Although the direct effectors that increase inflammation are not known, it is possible that HIF-2α can directly activate inflammatory mediators in the liver. Indeed, it was shown that Il-6 is a direct HIF-2α target gene in macrophages.34 However, our data clearly show that HIF-2α can bind to the promoters of several profibrogenic genes, consistent with data demonstrating that hypoxia can activate fibrogenesis in hepatocytes and stellate cells.35-37 Hepatic stellate cells initiate the fibrotic process. In the liver, quiescent stellate cells are critical in the storage of vitamin A. During liver injury, stellate cells become activated, proliferate, and express a fibrogenic gene program.38 After Vhl disruption, a robust activation of stellate cells is observed in the liver resulting from high activation of collagen gene expression and an increase in SMA, both markers of stellate cell activation. The initiating factor in the activation of stellate cells after Vhl loss is thought to be the result of a sustained increase in lipid accumulation and inflammatory genes. In addition, the increase in fibrosis mediated by HIF-2α may be caused by collagen matrix stabilization. P4HA1, P4HA2, and PLOD2 are required for hydroxylation of lysyl and prolyl residues on collagen.23, 26 The resultant hydroxylysyl and hydroxyproline groups are critical for the stability and synthesis of collagen matrixes. Loxl1 and loxl2 gene expression were also increased in the livers of tamoxifen-treated VhlF/F;AlbERcre mice, and their respective promoters were occupied by HIF-2α. Lysyl oxidase activity is critical in the formation of insoluble collagen fibers, and HIF-1α has been shown to increase renal fibrosis through a lysyl oxidase-mediated mechanism.21, 22 Moreover, TGM2, a multifunction enzyme that covalently cross-links collagen matrices, has been shown to be critical in inducing apoptosis by inactivation of SP1 and c-met in injured livers after alcohol administration.24, 25 HIF-2α can directly regulate the promoter of Tgm2 in a distinct manner, as observed with HIF-1α.39 It is not clear whether Tgm2 is the key enzyme that regulates fibrosis, because Tgm2-null mice are not protected in the carbon tetrachloride and the thioacetamide-induced fibrosis models.40 However, it is likely that the cumulative increase in several profibrogenic genes are needed to increase liver fibrosis, and HIF-2α may be the critical transcription factor to integrate these signals.
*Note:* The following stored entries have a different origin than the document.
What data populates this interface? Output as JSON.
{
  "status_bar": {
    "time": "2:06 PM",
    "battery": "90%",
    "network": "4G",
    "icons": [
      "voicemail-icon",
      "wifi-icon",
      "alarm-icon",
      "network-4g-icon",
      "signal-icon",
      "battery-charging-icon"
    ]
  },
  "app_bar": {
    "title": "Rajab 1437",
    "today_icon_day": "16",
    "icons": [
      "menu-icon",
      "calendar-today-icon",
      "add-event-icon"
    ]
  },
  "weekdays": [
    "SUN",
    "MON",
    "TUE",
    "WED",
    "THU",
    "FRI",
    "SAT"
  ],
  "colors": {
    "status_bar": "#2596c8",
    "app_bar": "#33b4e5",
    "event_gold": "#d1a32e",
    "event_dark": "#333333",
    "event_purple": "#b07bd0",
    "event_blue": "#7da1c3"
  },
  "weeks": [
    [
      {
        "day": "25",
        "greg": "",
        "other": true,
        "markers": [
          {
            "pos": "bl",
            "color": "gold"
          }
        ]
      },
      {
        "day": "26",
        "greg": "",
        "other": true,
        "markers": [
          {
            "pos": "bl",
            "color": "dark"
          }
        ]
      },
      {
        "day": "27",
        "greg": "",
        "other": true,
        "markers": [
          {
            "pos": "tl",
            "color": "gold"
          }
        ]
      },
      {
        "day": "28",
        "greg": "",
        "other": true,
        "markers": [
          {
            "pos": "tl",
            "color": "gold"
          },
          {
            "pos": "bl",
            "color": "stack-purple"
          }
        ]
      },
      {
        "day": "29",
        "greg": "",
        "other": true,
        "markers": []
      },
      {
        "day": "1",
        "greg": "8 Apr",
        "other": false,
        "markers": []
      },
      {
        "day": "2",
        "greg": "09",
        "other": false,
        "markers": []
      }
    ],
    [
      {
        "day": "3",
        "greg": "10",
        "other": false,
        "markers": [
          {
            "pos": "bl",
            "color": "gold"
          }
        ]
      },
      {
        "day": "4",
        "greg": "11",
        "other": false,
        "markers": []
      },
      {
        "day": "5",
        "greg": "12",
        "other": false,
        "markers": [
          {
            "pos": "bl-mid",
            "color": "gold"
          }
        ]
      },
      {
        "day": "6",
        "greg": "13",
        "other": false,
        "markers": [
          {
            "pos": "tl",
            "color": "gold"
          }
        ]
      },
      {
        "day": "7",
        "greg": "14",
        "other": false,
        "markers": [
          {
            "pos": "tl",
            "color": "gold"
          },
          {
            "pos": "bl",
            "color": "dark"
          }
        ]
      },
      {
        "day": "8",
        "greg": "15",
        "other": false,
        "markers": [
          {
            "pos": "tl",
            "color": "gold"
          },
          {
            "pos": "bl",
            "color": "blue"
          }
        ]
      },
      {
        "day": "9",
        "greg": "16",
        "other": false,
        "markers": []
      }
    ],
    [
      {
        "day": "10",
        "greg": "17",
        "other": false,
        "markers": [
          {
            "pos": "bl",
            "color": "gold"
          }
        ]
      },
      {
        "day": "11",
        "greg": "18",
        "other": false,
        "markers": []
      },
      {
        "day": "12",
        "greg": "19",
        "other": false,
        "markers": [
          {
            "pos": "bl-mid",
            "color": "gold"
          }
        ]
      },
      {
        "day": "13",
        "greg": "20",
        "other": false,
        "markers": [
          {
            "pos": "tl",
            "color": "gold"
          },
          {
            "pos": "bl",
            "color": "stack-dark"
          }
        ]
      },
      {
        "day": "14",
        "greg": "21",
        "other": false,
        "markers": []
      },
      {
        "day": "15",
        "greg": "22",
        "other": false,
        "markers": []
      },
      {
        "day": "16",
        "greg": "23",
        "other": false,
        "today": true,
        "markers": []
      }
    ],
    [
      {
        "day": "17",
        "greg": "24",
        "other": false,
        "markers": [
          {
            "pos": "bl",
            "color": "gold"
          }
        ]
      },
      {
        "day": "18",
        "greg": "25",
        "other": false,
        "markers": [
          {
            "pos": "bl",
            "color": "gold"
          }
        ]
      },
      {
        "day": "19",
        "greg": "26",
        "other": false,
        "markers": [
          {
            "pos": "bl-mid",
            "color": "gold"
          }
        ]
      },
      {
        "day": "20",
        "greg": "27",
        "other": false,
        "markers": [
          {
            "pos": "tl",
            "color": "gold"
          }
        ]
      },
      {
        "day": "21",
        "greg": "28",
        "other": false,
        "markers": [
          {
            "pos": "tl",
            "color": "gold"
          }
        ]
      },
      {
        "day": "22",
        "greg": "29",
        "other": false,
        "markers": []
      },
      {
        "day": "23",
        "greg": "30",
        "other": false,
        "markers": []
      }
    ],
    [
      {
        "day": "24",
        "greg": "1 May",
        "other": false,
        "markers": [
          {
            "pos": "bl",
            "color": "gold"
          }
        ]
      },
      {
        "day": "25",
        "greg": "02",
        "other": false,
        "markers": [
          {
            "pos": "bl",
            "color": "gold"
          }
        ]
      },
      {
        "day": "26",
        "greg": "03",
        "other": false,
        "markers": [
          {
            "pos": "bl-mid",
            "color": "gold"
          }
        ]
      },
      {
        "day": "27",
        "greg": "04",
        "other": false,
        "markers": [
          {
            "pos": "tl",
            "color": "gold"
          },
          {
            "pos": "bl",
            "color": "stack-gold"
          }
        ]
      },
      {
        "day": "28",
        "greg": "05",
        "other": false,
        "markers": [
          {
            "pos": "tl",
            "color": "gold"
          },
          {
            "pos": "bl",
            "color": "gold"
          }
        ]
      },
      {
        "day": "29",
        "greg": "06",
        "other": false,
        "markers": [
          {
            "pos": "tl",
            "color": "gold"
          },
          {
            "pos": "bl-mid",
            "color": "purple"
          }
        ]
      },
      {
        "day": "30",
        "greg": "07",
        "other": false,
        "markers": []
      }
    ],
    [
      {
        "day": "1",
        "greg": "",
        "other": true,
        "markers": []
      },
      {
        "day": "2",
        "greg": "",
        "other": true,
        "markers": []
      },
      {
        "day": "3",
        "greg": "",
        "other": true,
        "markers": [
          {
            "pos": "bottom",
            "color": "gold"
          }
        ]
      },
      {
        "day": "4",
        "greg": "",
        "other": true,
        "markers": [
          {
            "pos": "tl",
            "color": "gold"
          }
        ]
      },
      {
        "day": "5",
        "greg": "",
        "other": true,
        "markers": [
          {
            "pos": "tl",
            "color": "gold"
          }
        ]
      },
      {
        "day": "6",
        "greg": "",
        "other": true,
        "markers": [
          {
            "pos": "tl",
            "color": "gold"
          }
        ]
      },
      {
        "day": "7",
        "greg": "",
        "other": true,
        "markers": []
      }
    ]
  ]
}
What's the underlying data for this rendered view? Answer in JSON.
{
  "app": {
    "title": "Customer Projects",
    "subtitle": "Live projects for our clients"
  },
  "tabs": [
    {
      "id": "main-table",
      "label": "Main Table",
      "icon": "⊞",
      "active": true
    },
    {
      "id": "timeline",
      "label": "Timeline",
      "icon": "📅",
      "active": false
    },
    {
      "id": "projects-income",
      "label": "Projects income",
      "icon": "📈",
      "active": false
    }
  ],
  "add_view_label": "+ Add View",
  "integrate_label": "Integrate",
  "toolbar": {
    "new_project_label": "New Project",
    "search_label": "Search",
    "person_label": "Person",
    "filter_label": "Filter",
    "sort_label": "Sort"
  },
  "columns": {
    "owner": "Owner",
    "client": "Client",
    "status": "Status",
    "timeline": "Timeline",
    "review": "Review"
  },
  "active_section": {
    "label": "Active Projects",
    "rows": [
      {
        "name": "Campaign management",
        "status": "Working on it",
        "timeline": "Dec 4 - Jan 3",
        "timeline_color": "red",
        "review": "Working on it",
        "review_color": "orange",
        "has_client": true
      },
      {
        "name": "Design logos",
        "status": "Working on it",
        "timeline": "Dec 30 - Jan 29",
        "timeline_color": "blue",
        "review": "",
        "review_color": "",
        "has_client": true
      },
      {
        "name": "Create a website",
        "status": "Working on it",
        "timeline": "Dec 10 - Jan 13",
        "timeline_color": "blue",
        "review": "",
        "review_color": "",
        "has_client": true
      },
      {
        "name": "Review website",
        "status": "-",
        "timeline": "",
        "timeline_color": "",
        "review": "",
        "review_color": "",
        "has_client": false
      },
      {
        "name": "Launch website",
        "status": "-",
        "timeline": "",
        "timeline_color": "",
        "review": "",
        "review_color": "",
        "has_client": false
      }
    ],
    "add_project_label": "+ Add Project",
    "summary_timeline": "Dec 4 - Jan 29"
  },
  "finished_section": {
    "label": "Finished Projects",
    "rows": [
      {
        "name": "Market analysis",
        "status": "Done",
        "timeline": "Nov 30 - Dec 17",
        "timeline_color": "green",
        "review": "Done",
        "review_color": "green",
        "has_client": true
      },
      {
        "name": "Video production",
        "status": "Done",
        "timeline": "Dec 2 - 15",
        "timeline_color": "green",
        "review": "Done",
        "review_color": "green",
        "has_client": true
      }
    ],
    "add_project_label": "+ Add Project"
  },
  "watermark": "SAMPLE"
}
The present study demonstrates that activation of HIF-2α in the liver regulates liver homeostasis and disease progression and establishes that steatosis, inflammation, and fibrosis are direct responses initiated by the liver after HIF-2α activation. In addition, the present work provides a novel animal model to study the precise molecular and genetic changes required for the progression of fatty liver disease to steatohepatitis. Together, these findings may lead to novel therapies for liver injury.